Last buildsystem mail was "Accepted ucs-school-metapackage 8.0.1-6", so I guess it has never been built. To keep bureaucracy at bay I did this:

arequate@dimma:~$ b41-scope ucs-school-4.1 ucs-school-metapackage
Comment 8 Arvid Requate univentionstaff 2016-01-14 22:57:00 CET
Verified:

I tested with UCS@school 4.1 v1 on UCS 4.1-0 errata55 (official repos)

1. Setup: Multimaster with Samba/AD manually postinstalled on the Master.

   * Existing msPrint-ConnectionPolicy has been automatically synchronized from
   Master Samba/AD to OpenLDAP during Master package upgrade.

   * Existing msPrint-ConnectionPolicy has been automatically synchronized from
   Master OpenLDAP to Slave Samba/AD during Slave package upgrade.

   * Existing msPrint-ConnectionPolicy has been automatically synchronized from
   Slave Samba/AD to OpenLDAP to Master Samba/AD during Slave package upgrade.

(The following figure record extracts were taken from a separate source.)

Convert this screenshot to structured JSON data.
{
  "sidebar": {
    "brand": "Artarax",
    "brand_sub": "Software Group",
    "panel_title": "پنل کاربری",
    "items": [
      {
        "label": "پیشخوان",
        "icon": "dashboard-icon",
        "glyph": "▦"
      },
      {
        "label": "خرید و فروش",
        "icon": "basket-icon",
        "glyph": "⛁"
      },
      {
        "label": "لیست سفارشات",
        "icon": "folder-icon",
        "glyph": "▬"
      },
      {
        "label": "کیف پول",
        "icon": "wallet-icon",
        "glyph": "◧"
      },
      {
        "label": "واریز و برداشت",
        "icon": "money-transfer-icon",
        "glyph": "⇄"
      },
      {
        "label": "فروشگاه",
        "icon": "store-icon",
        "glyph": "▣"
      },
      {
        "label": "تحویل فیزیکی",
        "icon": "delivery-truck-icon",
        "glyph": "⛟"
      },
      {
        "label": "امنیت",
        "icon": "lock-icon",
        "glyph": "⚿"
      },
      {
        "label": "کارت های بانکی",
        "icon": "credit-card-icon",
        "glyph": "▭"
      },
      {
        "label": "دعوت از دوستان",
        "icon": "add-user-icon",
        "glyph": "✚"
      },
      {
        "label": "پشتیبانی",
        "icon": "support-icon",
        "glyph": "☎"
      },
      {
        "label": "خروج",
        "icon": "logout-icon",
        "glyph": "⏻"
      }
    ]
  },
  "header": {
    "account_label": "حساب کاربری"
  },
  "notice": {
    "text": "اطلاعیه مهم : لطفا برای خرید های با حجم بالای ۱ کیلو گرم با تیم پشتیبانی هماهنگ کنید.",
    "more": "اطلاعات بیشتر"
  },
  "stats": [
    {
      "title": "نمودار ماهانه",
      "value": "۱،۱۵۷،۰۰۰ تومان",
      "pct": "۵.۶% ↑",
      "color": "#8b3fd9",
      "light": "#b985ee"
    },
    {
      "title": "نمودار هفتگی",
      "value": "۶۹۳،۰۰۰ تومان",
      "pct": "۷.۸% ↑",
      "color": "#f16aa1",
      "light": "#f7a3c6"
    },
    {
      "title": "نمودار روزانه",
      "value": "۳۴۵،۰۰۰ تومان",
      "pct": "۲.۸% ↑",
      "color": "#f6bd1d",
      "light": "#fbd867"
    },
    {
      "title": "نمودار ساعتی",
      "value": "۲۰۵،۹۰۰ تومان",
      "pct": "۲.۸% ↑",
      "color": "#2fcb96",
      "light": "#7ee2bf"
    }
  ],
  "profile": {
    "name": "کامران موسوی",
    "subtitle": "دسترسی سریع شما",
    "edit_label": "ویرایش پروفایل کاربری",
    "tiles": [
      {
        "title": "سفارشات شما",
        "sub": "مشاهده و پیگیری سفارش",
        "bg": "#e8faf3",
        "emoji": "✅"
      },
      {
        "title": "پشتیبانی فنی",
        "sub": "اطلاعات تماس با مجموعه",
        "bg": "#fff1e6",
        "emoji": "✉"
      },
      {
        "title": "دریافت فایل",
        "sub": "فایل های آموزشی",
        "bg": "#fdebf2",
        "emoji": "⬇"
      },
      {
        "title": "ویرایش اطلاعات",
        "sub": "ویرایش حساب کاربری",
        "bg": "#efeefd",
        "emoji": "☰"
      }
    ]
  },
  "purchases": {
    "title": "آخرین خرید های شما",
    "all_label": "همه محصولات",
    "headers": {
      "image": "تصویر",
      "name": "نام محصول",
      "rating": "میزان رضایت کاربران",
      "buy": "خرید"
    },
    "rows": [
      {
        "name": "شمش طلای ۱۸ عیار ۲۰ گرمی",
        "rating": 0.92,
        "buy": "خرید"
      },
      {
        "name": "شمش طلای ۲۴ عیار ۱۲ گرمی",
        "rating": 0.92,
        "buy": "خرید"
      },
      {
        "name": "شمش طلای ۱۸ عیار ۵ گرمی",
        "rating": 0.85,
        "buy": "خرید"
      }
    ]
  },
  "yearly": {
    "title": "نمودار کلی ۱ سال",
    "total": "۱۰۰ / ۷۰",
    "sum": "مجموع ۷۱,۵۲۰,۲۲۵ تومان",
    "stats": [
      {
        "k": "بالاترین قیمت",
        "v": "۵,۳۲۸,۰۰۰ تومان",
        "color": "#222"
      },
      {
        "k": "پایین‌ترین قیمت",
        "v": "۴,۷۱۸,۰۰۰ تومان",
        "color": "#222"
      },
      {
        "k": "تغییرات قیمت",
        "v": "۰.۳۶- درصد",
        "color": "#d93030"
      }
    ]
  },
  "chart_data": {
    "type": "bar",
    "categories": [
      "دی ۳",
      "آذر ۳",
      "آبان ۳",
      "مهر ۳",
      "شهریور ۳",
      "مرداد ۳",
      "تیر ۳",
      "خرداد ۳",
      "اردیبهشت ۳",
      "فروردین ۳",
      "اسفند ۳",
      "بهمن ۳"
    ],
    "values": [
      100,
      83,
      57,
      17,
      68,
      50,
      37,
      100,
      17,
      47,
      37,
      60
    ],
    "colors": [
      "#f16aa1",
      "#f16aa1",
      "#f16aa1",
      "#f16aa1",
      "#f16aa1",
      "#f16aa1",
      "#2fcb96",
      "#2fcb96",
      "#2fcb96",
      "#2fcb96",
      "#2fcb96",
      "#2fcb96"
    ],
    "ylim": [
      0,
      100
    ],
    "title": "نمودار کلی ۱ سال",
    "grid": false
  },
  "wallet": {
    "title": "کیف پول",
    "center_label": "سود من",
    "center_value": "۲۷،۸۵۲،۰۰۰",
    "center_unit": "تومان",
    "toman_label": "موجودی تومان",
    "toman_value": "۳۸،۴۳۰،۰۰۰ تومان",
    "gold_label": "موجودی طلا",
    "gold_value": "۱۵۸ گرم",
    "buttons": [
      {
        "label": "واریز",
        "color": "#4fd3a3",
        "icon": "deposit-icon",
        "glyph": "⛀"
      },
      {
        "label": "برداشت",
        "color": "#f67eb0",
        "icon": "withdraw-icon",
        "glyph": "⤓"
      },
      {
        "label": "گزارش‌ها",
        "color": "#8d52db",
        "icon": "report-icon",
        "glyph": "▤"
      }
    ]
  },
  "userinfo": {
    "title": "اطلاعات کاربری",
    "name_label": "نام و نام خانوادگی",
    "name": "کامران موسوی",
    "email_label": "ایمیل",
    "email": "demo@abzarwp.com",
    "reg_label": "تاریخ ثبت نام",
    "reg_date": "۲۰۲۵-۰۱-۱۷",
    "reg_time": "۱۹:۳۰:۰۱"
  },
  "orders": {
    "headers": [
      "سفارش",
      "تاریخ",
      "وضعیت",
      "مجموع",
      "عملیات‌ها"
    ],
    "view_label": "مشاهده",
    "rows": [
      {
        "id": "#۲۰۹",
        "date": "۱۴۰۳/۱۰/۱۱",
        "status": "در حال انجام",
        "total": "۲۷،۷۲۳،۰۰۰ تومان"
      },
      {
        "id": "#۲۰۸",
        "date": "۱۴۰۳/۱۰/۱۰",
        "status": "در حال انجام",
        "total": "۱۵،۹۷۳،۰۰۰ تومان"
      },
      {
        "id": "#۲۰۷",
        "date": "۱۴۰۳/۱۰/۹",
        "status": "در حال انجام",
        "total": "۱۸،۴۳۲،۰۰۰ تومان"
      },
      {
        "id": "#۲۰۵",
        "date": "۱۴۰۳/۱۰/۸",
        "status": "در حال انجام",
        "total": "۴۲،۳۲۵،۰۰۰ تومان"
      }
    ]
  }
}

   * Finally, the user-targeted GPO was applied to the pupil logging on to the
     Windows client. After working around Bug 40435 and rebooting, the machine-
     focussed GPO was applied as well and both printers got connected.

2. Setup: Singlemaster with Samba/AD

   * Existing msPrint-ConnectionPolicy has been automatically synchronized from
   Master Samba/AD to OpenLDAP during Master package upgrade.

   * User-targeted GPO was applied to the pupil logging on to the
     Windows client. After working around Bug 40435 and rebooting, the machine-
     focussed GPO was applied as well and both printers got connected.
Comment 9 Sönke Schwardt-Krummrich univentionstaff 2016-01-17 23:30:10 CET
UCS@school 4.1 v4 has been released.

If this error occurs again, please use "Clone This Bug".